This work addresses the challenge that analog neural networks exhibit significant circuit-level deviations from their nominal models due to process variations, while existing verification methods suffer from poor efficiency. To overcome this, the paper introduces, for the first time, a polynomial modeling approach to capture the nonlinear behavior of neuron circuits under process variations and integrates it with polynomial zonotopes for reachability analysis, enabling efficient formal verification. The proposed method eliminates the need for time-consuming Monte Carlo simulations and demonstrates remarkable scalability: it successfully verifies fully connected and convolutional analog neural networks across three datasets, reducing verification time from days to seconds while covering 99% of variation samples, thereby substantially enhancing both the scalability and reliability of analog neural network verification.

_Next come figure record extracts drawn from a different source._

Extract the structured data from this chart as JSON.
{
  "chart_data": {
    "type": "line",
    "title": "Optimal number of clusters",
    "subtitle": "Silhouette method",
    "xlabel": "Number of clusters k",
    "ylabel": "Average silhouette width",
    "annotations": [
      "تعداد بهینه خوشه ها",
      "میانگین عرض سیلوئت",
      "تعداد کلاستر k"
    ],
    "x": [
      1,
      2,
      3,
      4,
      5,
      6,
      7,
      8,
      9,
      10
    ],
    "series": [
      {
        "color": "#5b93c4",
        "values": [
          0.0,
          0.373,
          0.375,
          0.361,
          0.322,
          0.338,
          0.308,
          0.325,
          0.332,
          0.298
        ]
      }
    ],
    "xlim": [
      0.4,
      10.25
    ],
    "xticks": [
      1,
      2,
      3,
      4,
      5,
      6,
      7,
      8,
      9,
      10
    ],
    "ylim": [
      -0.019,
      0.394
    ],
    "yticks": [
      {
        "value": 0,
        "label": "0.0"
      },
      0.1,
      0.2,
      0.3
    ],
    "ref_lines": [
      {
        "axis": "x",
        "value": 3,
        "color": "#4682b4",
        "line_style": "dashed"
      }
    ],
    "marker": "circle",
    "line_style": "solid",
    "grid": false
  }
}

Analog neural networks are gaining attention due to their efficiency in terms of power consumption and processing speed. However, since analog neural networks are implemented as physical circuits, they are highly sensitive to manufacturing process variations, which can cause large deviations from the nominal model. We present a polynomial-based model that resembles the performance of the neuron circuit under process variations. Then, we formally verify the behavior of the circuit-level model using reachability analysis with polynomial zonotopes, thus, avoiding conventional, time-consuming Monte Carlo simulations. We evaluate our proposed verification approach on three different datasets, verifying both fully-connected and convolutional analog neural networks. Our experimental results confirm the effectiveness of our verification approach by reducing the verification time from days to seconds while enclosing 99% of the variation samples.